Now, the uncertainty effects are considered in the evaluations. Table 3 shows the comparative values of the objective functions. According to this table, considering uncertainty has resulted in incremental values in the objective functions.
Finally, in order to better understand the probabilistic behavior of the objective functions, Fig. 5 is shown at below. For better comparison, the cumulative functions are provided here. As it can be seen rom these PDFs, each target can take different values by different probability values. These figures show the stochastic behavior of the targets clearly.
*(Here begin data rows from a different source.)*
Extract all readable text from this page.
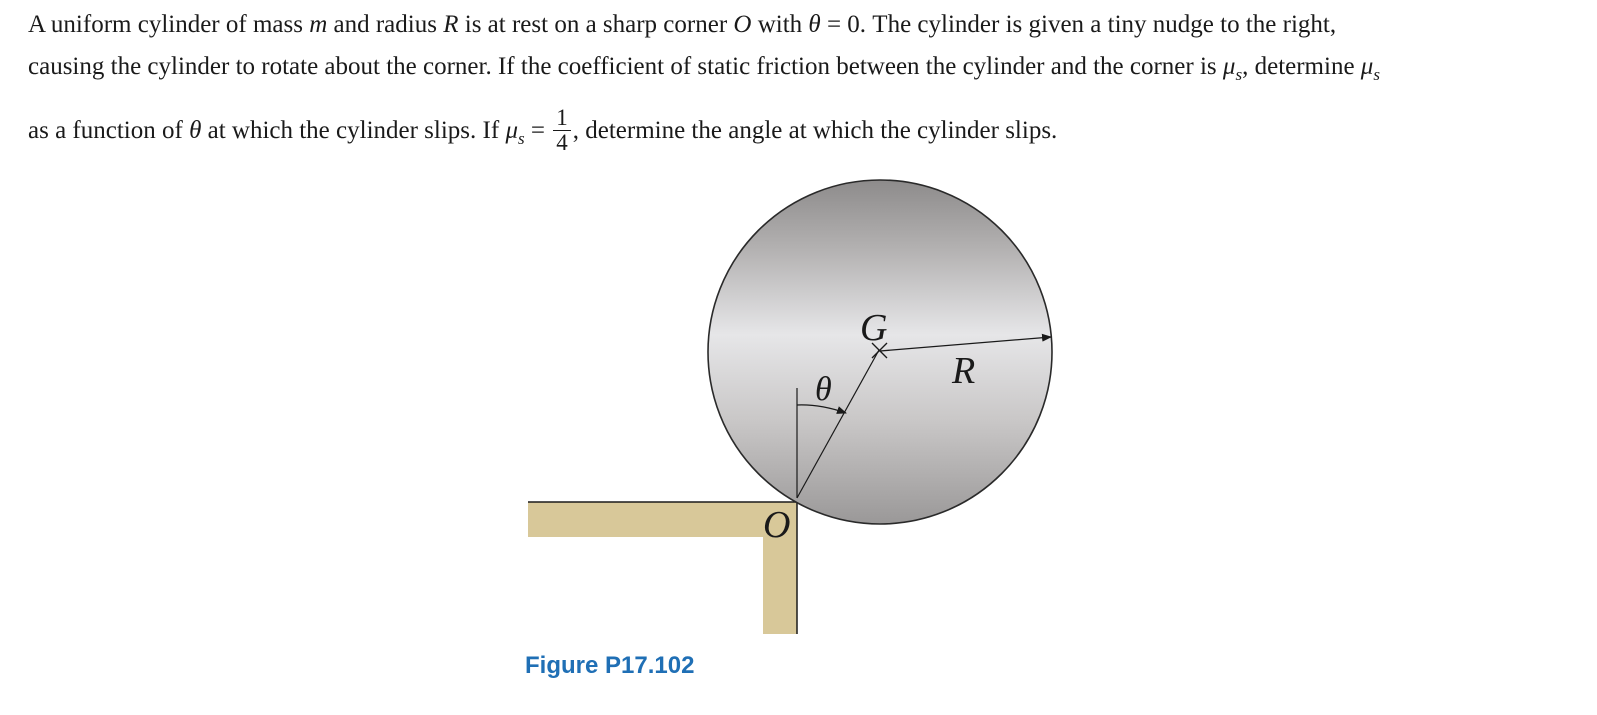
A uniform cylinder of mass m and radius R is at rest on a sharp corner O with θ = 0. The cylinder is given a tiny nudge to the right,
causing the cylinder to rotate about the corner. If the coefficient of static friction between the cylinder and the corner is $\mu_s$, determine $\mu_s$
as a function of θ at which the cylinder slips. If $\mu_s = \frac{1}{4}$ , determine the angle at which the cylinder slips.
G
R
θ
O
Figure P17.102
In the second part, we suppose that two D-STATCOMs can be considered in the system. The simulation results are repeated and the results are shown in Tables 4–5. According to these results, the new additional D-STATCOM device has the most effect on the results of single-objective optimization. Nevertheless, the positive effect of adding the new device to the system in the multi-objective optimization is neglecting. In other words, it is not beneficial to install new D-STATCOM device in the system for this little improvement in the objectives. Finally,the PDF.
Conclusion
This paper introduced a new stochastic framework based on scenario production and SSO algorithm to deal with the optimal allocation and sizing of DSTATOM devices in the system. The simulation results showed the positive effect of using DSTATOM if optimally located in the system. From the view of the different objectives, optimizing the voltage deviation target will increase the total cost of the system. As a result, the necessity of using a sufficient multi-objective framework is evident. Also, it was seen that considering uncertainty will affect the optimal values of the objective functions without which the reliability of the analysis is reduced. The simulation results show the high ability of the proposed method for solving the problem.